Kelli is an undergraduate senior majoring in Anthropology with a double concentration in Archaeology and Cultural Anthropology.  She has minors in American Indian Studies, Chicano Studies, and History.  She is interested in studying hunter-gatherer and agricultural societies.  Kelli enjoys studying historical, political, economic, and social factors of numerous past and present people of the Americas.  Of particular interest to her is the peopling of the Americas and the Paleo-Indian time period on the High Plains.  She is interested in prehistoric technology, especially lithics, and has an interest in experimental archaeology and flintknapping.

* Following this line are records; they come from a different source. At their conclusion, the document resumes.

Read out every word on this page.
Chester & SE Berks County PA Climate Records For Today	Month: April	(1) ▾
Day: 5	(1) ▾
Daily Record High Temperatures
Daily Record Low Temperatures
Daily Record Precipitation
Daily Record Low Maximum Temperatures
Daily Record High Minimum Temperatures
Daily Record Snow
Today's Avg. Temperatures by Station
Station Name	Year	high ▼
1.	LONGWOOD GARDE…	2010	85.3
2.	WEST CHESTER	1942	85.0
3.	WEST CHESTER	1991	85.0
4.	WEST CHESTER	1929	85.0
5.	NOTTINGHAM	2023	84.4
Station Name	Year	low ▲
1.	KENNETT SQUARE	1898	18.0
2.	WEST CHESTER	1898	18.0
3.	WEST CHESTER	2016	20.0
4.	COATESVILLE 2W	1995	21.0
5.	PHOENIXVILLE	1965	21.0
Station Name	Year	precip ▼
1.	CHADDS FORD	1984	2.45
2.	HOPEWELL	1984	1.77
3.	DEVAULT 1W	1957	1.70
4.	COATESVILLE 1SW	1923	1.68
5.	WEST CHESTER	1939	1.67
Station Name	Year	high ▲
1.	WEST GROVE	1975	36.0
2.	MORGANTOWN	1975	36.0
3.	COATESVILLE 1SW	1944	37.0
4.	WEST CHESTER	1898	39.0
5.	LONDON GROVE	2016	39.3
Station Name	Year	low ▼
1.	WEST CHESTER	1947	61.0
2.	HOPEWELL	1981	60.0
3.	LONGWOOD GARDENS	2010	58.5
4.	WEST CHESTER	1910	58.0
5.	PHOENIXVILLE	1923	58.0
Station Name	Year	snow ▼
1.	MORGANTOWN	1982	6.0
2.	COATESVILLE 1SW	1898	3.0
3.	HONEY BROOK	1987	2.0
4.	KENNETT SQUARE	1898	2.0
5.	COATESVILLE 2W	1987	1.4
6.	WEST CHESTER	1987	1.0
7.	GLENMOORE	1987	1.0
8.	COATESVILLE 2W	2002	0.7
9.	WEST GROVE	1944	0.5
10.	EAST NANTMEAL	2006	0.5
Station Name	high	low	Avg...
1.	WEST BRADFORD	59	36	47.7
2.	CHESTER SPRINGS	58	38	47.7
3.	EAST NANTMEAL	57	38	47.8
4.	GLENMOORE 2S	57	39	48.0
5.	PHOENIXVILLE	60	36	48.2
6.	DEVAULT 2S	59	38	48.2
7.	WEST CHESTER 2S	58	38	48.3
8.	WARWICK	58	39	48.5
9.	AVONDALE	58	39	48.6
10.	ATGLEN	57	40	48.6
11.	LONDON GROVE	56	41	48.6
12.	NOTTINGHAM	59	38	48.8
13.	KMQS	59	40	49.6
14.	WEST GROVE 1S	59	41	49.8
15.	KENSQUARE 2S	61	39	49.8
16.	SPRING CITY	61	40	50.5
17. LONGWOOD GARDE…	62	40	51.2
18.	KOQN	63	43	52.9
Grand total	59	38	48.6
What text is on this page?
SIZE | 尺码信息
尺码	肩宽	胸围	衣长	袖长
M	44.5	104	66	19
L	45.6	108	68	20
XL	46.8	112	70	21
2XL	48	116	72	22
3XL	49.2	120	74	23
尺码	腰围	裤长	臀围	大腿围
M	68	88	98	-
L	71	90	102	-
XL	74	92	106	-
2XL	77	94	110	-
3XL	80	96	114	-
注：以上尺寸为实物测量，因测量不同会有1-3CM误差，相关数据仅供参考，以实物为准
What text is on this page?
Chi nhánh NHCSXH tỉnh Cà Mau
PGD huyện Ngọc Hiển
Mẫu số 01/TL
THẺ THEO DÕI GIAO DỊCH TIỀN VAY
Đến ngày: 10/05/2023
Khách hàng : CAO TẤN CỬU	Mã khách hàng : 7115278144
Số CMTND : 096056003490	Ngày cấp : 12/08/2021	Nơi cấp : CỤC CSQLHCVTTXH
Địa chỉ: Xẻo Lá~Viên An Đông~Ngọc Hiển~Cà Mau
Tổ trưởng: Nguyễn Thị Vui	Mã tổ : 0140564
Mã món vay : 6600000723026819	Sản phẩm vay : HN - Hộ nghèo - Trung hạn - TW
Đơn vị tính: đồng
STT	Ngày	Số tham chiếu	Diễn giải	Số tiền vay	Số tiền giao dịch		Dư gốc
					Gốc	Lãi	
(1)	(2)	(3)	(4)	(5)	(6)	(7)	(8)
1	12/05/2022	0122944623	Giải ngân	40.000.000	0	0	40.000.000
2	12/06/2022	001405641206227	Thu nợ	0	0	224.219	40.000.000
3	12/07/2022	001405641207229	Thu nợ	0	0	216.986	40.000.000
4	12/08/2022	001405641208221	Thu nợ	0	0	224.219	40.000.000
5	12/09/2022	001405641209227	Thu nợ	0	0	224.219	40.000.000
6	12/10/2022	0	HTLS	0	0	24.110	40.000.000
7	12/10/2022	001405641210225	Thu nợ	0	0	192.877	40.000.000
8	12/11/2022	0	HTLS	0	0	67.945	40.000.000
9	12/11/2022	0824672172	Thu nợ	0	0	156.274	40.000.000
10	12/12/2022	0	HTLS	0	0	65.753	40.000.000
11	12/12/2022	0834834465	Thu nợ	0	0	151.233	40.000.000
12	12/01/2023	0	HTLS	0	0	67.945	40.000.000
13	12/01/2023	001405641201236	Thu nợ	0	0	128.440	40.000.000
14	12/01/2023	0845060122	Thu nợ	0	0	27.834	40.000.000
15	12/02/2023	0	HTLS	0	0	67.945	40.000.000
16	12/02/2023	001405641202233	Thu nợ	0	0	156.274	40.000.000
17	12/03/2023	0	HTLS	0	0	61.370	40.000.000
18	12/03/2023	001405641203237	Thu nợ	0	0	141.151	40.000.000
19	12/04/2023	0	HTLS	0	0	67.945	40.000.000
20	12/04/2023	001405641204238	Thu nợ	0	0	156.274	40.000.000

     Kelli also has a great enthusiasm in learning about formative cultures of the Southwest including the Ancestral Pueblos and their descendants.  In addition, she is fascinated by Mesoamerican and South American cultures, particularly pre-Columbian indigenous groups.  She would especially like to study the religious, political, and social lives of these cultures before, during, and after colonialism in addition to their changing subsistence strategies.  Kelli is interested in comparing and contrasting the sophisticated technology and social and political organization of various groups in North America and Mesoamerica before and after the conquest of the Americas.  She is also interested in researching a pan-Indian identity based upon historical and contemporary indigenous experiences in the Americas including racial and ethnic interactions and relations between native communities and colonial and post-colonial government systems.    

     During the summer of 2006, Kelli had the opportunity to do fieldwork for the High Plains Archaeology Project near Pine Bluffs, Wyoming, at the Vore Buffalo Jump site in northeastern Wyoming, and at the William Springs site near the Wyoming/South Dakota border.  She is delighted to have found such a passion for anthropology and is looking forward to continuing her education as a graduate student.